Beta blockers reduce myocardial oxygen demand and have been widely used in the treatment of exertional angina. On the other hand, the use of beta blockers in vasospastic angina might worsen spasms by converting the effect of a sympathetic stimulus into a pure alpha-adrenergic vaso-constrictor response [3]. Yasue et al. [4] reported that treadmill exercise-induced angina attacks in 8 of 13 patients (61.5%) with vasospastic angina were aggravated using propranolol, a beta-adrenergic blocking agent.

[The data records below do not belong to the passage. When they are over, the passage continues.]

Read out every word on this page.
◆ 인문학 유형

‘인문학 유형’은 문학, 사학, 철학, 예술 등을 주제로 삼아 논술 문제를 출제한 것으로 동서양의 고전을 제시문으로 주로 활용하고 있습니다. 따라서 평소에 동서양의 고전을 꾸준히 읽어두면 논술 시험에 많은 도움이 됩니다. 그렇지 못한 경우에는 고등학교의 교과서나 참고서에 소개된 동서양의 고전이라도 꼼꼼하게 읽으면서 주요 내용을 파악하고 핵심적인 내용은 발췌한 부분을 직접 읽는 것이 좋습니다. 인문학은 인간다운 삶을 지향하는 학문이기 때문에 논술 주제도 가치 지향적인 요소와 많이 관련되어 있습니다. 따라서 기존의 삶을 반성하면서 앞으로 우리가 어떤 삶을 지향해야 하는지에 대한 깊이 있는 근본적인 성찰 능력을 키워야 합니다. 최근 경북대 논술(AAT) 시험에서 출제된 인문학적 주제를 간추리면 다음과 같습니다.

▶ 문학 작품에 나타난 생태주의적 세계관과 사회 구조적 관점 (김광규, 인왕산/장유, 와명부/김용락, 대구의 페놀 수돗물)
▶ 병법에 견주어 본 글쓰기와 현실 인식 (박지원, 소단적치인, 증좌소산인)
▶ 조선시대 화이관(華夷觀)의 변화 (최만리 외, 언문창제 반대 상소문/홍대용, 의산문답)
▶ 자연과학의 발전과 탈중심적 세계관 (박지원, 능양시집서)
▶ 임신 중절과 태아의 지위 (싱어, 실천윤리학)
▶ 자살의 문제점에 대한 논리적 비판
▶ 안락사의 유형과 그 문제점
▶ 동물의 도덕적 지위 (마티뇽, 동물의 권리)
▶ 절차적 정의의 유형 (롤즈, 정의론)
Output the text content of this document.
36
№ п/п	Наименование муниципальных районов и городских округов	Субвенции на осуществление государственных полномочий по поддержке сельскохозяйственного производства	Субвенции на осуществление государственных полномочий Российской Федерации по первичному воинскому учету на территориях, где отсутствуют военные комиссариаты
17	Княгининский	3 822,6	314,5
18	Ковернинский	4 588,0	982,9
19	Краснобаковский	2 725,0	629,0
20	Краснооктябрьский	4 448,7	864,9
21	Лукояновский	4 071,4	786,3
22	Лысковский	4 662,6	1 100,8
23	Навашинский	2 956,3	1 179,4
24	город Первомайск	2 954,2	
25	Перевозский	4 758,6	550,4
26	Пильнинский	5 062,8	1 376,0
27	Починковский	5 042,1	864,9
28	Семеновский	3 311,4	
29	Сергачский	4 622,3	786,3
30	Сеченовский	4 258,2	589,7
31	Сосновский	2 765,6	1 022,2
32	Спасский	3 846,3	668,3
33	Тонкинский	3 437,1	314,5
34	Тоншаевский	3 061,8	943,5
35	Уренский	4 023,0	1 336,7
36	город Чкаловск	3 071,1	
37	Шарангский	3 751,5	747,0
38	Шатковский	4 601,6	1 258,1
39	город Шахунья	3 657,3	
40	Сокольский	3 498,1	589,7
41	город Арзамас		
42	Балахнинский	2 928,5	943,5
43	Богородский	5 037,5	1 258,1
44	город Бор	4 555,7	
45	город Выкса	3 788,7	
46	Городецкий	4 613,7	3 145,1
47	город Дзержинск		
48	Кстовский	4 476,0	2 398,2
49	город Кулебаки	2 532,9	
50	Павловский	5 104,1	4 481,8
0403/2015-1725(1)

However, diltiazem, a calcium antagonistic coronary vasodilator, was effective in suppressing the attacks in 100% of the same 13 patients [4]. According to their report, a calcium antagonistic coronary vasodilator, which dilates large coronary arteries by blocking the entry of calcium ions into the coronary vascular smooth muscle cells and which is effective in the treatment of Prinzmetal’s variant angina, suppressed the attacks in the patients with exercise-induced vasospastic angina. In the present case, the ineffectiveness of a beta blocker and the effectiveness of a calcium antagonistic coronary vasodilator were consistent with the previous reports.

Conclusion

The combination of anatomical and functional assessments, including multi-modality imaging, is very helpful for evaluating the mechanism of ischemia and diagnosing exercise-induced coronary vasospasm at the site of moderate stenosis.